Accountants, consultants and actuaries are having to dig deeper into the financial documents of captives to make sure they comply with the demands of regulators. That's costing money.

"It's just an emerging issue," said J. Brady Young, managing director and president of Strategic Risk Solutions, an alternative-market solutions provider. "Local firms are looking and saying, 'We're going to increase our fees.' If you are new and small, that's material," he said.

For companies operating on thin margins, these so-called "frictional" costs can tarnish the economic sheen of a successful captive operation. Young compared these costs to the load charged by some companies running mutual funds. "As you know, the auditors have turned up the heat," he said. "It's not a negative, but it is a cost and we amortize it over the life of the captive."

Bermuda, always an expensive proposition, has suddenly become very expensive. New reinsurance companies established there at the end of last year have been able to poach from the existing talent pool.

Luring away a $100,000-a-year actuary with a $150,000 salary is not something a big reinsurer thinks too much about, Young said. Smaller companies, left with a thinning bench of talent, are finding it even more difficult to replace key staff.

"If the big Bermuda players want them, they are going to get them," he said. "It's not a material issue to them. But what it does is to drive up prices in the marketplace."

Not that anyone is complaining too loudly, at least for the moment. Recruiting the right people so that a captive insurance company meets minimum standards is a strategy designed to protect shareholders and clients from insolvency in the future. Who can argue with that?

"Tough regulations are a good thing," said Thomas F.X. Hodson, general counsel of AIX Group and NOVA Casualty Co.

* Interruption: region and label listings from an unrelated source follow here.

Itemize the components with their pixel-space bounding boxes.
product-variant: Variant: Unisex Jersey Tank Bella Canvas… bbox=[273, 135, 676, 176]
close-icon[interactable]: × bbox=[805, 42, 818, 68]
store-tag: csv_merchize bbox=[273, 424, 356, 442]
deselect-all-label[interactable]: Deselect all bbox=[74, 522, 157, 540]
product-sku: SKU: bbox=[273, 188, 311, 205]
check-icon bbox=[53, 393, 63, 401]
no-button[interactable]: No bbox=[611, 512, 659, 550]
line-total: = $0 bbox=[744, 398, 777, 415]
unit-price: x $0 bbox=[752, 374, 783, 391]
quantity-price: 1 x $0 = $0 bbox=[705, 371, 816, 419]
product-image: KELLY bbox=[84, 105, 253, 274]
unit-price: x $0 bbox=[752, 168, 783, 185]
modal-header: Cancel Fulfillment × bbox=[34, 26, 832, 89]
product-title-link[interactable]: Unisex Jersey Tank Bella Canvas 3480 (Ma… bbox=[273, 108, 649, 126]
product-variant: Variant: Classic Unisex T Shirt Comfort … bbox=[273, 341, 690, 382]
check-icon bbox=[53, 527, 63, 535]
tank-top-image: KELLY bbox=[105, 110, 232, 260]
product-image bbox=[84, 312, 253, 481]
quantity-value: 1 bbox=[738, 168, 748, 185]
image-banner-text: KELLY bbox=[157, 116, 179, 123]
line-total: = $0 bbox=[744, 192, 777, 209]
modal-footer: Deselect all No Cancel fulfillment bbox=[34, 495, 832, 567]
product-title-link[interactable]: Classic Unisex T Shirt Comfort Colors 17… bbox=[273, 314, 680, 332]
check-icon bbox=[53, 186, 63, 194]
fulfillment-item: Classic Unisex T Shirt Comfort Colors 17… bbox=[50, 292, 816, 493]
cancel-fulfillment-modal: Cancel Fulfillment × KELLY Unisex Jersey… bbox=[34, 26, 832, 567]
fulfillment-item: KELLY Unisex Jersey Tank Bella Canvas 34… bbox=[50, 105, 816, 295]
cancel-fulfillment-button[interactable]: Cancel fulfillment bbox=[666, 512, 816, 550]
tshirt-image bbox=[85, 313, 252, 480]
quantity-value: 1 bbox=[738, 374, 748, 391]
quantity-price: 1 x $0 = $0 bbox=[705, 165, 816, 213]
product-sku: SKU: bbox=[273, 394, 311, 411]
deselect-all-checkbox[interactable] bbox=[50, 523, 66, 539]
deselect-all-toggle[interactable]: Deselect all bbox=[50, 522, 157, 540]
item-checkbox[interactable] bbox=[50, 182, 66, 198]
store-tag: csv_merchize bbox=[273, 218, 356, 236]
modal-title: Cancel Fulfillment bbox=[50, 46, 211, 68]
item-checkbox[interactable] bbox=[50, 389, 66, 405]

No doubt. But the cost of following them can vary greatly from one domicile to the next. Some states, like Arizona, which has 53 captives, charge a flat fee for companies to start a captive there, no matter how much premium flows through the captive. Other states charge a percentage of premium.

"Even with small premiums, captive domiciles charge all sorts of fees," said Hodson.

In other places, said Young, it can seem as if professional services are using captive insurance services as a training ground for young accountants. It's when those young professionals make mistakes that costs can balloon from thousands of dollars into the tens of thousands.

Domiciles tend to be better off when they have strong, active trade associations, the experts agreed, and the offshore domiciles tend to act more quickly than their counterparts in the United States.

Most domiciles commit to turning around an application for a captive in 30 days or less. Sometimes in volatile markets such as property, though, that's not fast enough, said Young. Some captives can be authorized in as little as two weeks.

In the United States, at least two dozen states have captive insurance laws on their books. Vermont leads the nation in the number of captives registered.